Debt relief out-of-pocket cost examples

  • Monthly maintenance fee charged by the bank where you have an account for building up funds for your creditors

  • The professional debt relief company’s fee, unless you negotiate your own debts

Out-of-Pocket Cost FAQs

Loan costs primarily center on two things: Interest and fees. The interest rate on a loan represents the cost of borrowing money. Interest rates are largely determined by your credit history, though lenders may consider other factors when setting your rate. Fees—such as origination fees, application fees, credit check fees, late fees, or prepayment penalties—can add to your loan cost. The best ways to save money on loan costs are improving your credit to qualify for lower rates and choosing a lender that charges minimal fees. 

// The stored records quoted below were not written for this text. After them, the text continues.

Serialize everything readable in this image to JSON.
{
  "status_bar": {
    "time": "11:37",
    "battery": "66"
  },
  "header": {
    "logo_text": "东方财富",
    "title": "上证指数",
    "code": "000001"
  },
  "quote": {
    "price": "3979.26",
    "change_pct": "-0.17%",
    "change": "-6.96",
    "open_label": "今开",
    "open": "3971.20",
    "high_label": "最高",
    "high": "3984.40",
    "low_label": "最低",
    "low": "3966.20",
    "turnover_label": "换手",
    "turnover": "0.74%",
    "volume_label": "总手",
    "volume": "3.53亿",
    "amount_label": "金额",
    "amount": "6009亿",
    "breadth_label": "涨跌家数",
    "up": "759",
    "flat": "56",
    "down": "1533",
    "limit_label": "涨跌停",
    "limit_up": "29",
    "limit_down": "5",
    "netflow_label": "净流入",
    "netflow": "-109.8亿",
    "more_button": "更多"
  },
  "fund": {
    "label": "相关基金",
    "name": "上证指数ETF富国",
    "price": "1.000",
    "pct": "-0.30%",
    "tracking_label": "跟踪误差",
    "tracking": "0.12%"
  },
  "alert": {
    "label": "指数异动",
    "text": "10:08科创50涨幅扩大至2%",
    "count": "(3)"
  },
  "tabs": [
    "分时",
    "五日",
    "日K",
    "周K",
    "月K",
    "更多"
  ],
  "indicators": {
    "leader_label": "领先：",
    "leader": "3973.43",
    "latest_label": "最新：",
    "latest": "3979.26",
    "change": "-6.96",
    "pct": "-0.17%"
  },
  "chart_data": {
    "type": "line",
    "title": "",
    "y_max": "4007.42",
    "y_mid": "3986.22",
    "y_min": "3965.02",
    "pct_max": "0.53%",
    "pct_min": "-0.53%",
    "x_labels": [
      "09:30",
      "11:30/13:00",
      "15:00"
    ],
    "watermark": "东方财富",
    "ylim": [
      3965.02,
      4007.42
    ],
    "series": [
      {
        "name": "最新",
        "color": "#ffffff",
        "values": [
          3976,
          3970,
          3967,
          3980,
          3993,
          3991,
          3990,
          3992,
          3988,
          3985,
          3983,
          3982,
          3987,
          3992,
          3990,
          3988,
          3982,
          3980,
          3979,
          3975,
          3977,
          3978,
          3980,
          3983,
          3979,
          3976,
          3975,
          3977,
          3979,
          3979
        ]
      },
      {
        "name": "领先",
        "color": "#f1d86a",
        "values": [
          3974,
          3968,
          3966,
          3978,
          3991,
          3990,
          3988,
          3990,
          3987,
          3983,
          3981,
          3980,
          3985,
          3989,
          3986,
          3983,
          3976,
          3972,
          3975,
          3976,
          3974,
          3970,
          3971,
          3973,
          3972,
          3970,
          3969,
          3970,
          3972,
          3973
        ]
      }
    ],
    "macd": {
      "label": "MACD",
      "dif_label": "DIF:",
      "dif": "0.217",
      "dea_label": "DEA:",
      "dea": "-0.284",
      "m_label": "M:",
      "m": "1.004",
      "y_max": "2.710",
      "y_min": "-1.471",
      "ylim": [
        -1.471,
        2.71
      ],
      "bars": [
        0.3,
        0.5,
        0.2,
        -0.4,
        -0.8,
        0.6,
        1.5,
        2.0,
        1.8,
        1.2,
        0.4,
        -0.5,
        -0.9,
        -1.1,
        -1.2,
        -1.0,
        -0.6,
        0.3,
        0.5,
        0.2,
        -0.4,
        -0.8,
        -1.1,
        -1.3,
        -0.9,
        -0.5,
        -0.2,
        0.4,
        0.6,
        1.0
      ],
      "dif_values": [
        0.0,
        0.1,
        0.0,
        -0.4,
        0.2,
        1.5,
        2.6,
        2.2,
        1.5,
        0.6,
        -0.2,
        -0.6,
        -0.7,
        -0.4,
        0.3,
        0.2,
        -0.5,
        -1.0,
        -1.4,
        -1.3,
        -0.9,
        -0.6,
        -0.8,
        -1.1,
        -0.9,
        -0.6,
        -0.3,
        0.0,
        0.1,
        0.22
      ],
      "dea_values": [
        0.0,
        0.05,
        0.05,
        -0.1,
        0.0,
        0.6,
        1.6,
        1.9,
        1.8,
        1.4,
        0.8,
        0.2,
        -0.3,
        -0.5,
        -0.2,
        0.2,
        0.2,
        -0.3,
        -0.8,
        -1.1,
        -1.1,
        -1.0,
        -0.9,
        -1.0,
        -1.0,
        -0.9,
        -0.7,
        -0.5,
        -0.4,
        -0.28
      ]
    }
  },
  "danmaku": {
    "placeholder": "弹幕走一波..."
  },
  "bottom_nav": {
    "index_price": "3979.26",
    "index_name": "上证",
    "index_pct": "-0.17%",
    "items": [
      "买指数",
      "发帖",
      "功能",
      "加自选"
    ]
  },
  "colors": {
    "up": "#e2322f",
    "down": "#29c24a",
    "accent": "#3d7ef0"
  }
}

Program fees range between 15-25% of the amount of enrolled debt to be resolved. Rates may vary depending on your state of residence. There are no membership fees to join Achieve Debt Relief, only the monthly or bi-weekly deposit needed for debt negotiations and settlements.

HELOCs have fees, but they won’t necessarily come out of your pocket at the time you get the loan. You can roll the fees into the loan. The fees will be deducted from your loan before it is disbursed to you. There are HELOCs with no closing costs, but that just means they are charging other fees, such as a higher interest rate. Fees for a HELOC can be 2% to 5% of your loan amount.